In 2005, Pawlenty breached his "no new taxes" pledge with a "health impact fee" on cigarettes. Nomenclature aside, it was sound policy, helping to preserve health care support for the poor, end a state government shutdown and deter smoking.
It was also the last time Pawlenty would be so fiscally responsible. No matter how deep the red ink got in his second term or how sketchy the gimmicks for dodging the problem, he wouldn't make a similar move.
When the Interstate 35W bridge collapsed in 2007, he briefly allowed that he might support a gas tax increase, lest parsimony lead to more catastrophic infrastructure failures. He held to that position for most of a week.
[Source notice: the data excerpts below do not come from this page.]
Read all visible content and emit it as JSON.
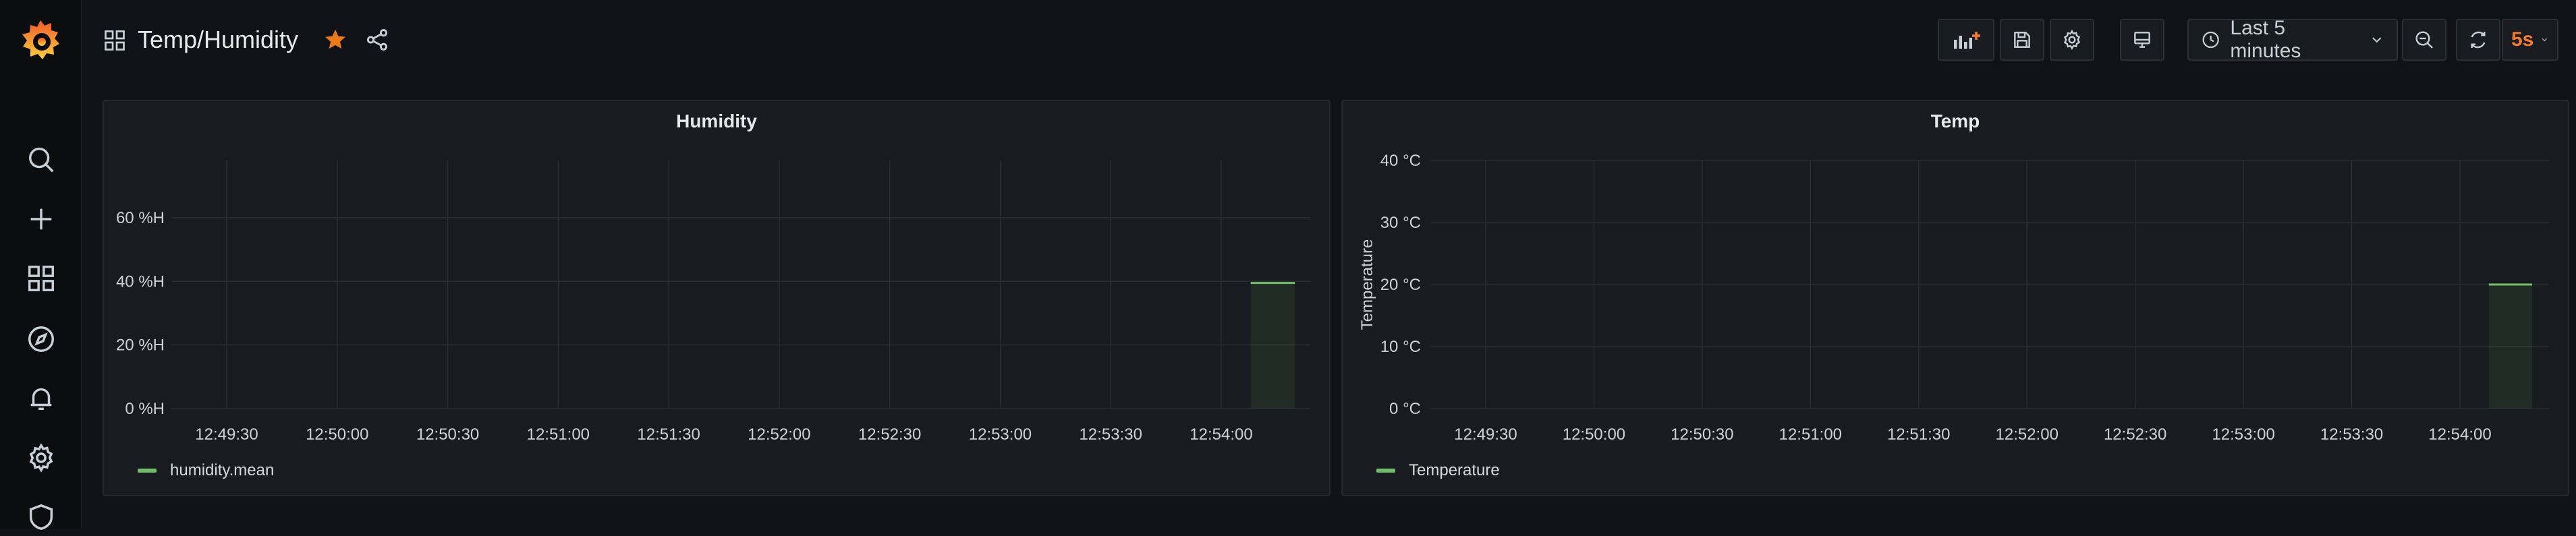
{
  "dashboard": {
    "title": "Temp/Humidity"
  },
  "toolbar": {
    "time_range": "Last 5 minutes",
    "refresh_interval": "5s"
  },
  "colors": {
    "accent": "#f57a2b",
    "series": "#73bf69",
    "background": "#111217",
    "panel": "#181b1f"
  },
  "icons": {
    "sidebar": [
      "grafana-logo-icon",
      "search-icon",
      "plus-icon",
      "dashboards-icon",
      "explore-icon",
      "alert-bell-icon",
      "gear-icon",
      "shield-icon"
    ],
    "toolbar": [
      "add-panel-icon",
      "save-icon",
      "settings-icon",
      "tv-icon",
      "clock-icon",
      "chevron-down-icon",
      "zoom-out-icon",
      "refresh-icon"
    ]
  },
  "panels": [
    {
      "title": "Humidity",
      "legend": "humidity.mean",
      "chart_data": {
        "type": "line",
        "title": "Humidity",
        "xlabel": "",
        "ylabel": "",
        "x": [
          "12:49:30",
          "12:50:00",
          "12:50:30",
          "12:51:00",
          "12:51:30",
          "12:52:00",
          "12:52:30",
          "12:53:00",
          "12:53:30",
          "12:54:00"
        ],
        "y_ticks": [
          "0 %H",
          "20 %H",
          "40 %H",
          "60 %H"
        ],
        "y_tick_values": [
          0,
          20,
          40,
          60
        ],
        "ylim": [
          0,
          78
        ],
        "grid": true,
        "legend_position": "bottom-left",
        "series": [
          {
            "name": "humidity.mean",
            "x": [
              "12:54:08",
              "12:54:20"
            ],
            "values": [
              39.5,
              39.5
            ]
          }
        ]
      }
    },
    {
      "title": "Temp",
      "legend": "Temperature",
      "chart_data": {
        "type": "line",
        "title": "Temp",
        "xlabel": "",
        "ylabel": "Temperature",
        "x": [
          "12:49:30",
          "12:50:00",
          "12:50:30",
          "12:51:00",
          "12:51:30",
          "12:52:00",
          "12:52:30",
          "12:53:00",
          "12:53:30",
          "12:54:00"
        ],
        "y_ticks": [
          "0 °C",
          "10 °C",
          "20 °C",
          "30 °C",
          "40 °C"
        ],
        "y_tick_values": [
          0,
          10,
          20,
          30,
          40
        ],
        "ylim": [
          0,
          40
        ],
        "grid": true,
        "legend_position": "bottom-left",
        "series": [
          {
            "name": "Temperature",
            "x": [
              "12:54:08",
              "12:54:20"
            ],
            "values": [
              20,
              20
            ]
          }
        ]
      }
    }
  ]
}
What would have been his fate, had Tim Pawlenty stayed true to his first ideas on human rights, health care, climate change, and state management? To be sure, those ideas would make him an outlier in today's GOP.
If he had tried a presidential bid, his drubbing in Ames, Iowa, on Saturday likely would have been worse. He might well have parked his presidential ambitions at the starting line this year.
But he also might be the successful third-term governor of Minnesota, on his way to surpassing Rudy Perpich as the state's longest-serving chief executive.
And he might have found himself a figure of national interest this summer, as Americans cast about for compromisers and see no one in the GOP presidential lineup who fills that bill.
Pawlenty might have been in a position to articulate an alternative vision for the Republican Party, one that puts government more plainly on the side of working people -- folks like the Pawlentys of South St. Paul.
From that possibility arises a new question: What if Pawlenty were to choose another policy course for his next move, one that departs from Tea Party orthodoxy and lets the truck driver's son be heard again?
Today, Pawlenty might be playing that What-If Game himself.
Lori Sturdevant is a Star Tribune editorial writer and columnist.